Uma análise das vendas de remédios em 76 países revelou que o uso de antibióticos ao redor do globo subiu em média 65% entre 2000 e 2015. O aumento foi impulsionado principalmente pela população de países de renda per capita mais baixa – que continua ficando doente por causa do saneamento básico precário, mas passou a ter acesso às drogas graças a uma pequena melhora nos indicadores socioeconômicos.
É claro que essa é, em curto prazo, uma notícia boa. A diarreia, por exemplo – que é relativamente fácil de prevenir e tratar em países desenvolvidos – é a segunda maior causa de morte entre crianças pobres menores de cinco anos, de acordo com a Organização Mundial da Saúde (OMS). Ao longo dos anos, porém, a tendência é que as bactérias causadoras das doenças mais comuns, de tanto entrar em contato com os medicamentos, se tornem resistentes a eles – e parem de reagir ao tratamento. Aumentar do consumo de antibióticos é jogar mais lenha na fogueira desse processo, que já acontece.
É importante entender esse requinte de crueldade da seleção natural. Logo que os antibióticos entraram em circulação, nenhuma bactéria vinha de fábrica preparada para se defender deles. Elas eram dizimadas. Acontece que bactérias se reproduzem rápido e em grande quantidade: em certas condições, o intervalo entre duas gerações de E. coli é de meia hora. Em questão de dias, uma colônia que começou com um único indivíduo já contém milhares de clones dele. E, no meio de tantos exemplares, um ou dois inevitavelmente virão de fábrica com erros no DNA.
Na maior parte das vezes, esses erros são ruins. Fatais. Mas volta e meia uma dessas mutações se mostra benéfica para seu portador, permitindo, por exemplo, a produção de uma proteína que combate o princípio ativo de um antibiótico específico. Bingo: essa bactéria premiada pela loteria da vida vai prosperar enquanto suas colegas morrem – e, de quebra, tornar inútil o medicamento que a combatia. É assim que aparecem as superbactérias – micro-organismos resistentes a todos os medicamentos disponíveis.
“A resistência contra antibióticos é um problema de saúde global, que compromete seriamente o progresso da medicina moderna”, afirmou no ano passado Tedros Adhanom Ghebreyesus, diretor geral da OMS. “Há uma necessidade urgente de maiores investimentos em pesquisa e desenvolvimento de medicamentos para infecções resistentes como a tuberculose, ou nós seremos forçados a voltar a um tempo em que as pessoas tinham medo de doenças comuns e arriscavam suas vidas mesmo em cirurgias pouco preocupantes.” 250 mil pessoas morrem todos os anos após contraírem uma versão resistente do bacilo de Koch, causador da tuberculose.

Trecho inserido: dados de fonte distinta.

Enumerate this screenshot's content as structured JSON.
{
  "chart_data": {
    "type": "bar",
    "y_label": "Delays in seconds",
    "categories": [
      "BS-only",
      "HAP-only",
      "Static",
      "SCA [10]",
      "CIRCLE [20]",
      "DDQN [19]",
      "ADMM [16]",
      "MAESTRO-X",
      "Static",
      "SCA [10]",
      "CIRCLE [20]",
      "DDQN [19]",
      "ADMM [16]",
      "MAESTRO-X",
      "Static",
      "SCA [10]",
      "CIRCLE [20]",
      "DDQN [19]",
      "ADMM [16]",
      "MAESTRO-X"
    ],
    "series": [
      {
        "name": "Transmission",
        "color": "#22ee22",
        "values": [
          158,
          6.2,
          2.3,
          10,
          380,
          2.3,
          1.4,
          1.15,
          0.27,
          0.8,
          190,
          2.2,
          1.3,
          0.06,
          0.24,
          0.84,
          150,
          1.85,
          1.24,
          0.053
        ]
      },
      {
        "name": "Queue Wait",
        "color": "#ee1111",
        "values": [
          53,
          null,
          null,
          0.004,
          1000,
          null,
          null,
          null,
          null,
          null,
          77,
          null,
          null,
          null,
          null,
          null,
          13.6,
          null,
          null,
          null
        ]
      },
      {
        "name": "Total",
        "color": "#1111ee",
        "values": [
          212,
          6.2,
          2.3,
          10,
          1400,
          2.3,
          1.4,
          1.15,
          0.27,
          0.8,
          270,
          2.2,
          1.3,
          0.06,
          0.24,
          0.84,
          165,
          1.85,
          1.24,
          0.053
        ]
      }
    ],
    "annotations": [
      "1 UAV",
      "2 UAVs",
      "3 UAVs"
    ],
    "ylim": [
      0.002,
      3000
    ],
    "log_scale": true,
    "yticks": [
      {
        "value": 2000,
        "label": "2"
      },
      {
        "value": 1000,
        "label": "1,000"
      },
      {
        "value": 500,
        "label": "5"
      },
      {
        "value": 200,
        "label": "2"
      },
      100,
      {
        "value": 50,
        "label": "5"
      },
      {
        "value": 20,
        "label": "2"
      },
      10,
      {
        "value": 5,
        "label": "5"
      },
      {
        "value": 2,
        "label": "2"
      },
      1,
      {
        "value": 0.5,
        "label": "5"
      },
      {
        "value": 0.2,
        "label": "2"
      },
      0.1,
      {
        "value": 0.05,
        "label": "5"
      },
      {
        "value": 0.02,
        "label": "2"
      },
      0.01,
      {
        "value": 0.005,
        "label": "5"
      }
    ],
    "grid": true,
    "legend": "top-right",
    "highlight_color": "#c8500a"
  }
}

É claro que não se pode culpar as pessoas de nações subdesenvolvidas por elas finalmente terem a oportunidade de se tratar. A parte mais grave do problema ainda são as pessoas de renda mais alta, que consomem antibióticos a torto e direito, mesmo quando não há necessidade. Nos países pobres, o número de doses consumidas anualmente a cada mil pessoas subiu de 7,6 para 13,5 nos 16 anos da análise. Nos países ricos, atingiu 24,5. Quase o dobro. Segundo um relatório do mês passado, 59% dos britânicos que têm uma inflamação na garganta saem do consultório com uma receita de antibiótico, mas só 13% realmente precisam dele.
A solução é investir em saúde pública e saneamento nos países que ainda não foram atingidos pela febre dos antibióticos – e mudar a cultura de prescrição em massa dessas drogas em países que já abusam delas. As duas mudanças, porém, encaram enormes barreiras. Nesse meio tempo, o jeito é correr atrás de remédios novos. Que ainda consigam pegar as bactérias de surpresa.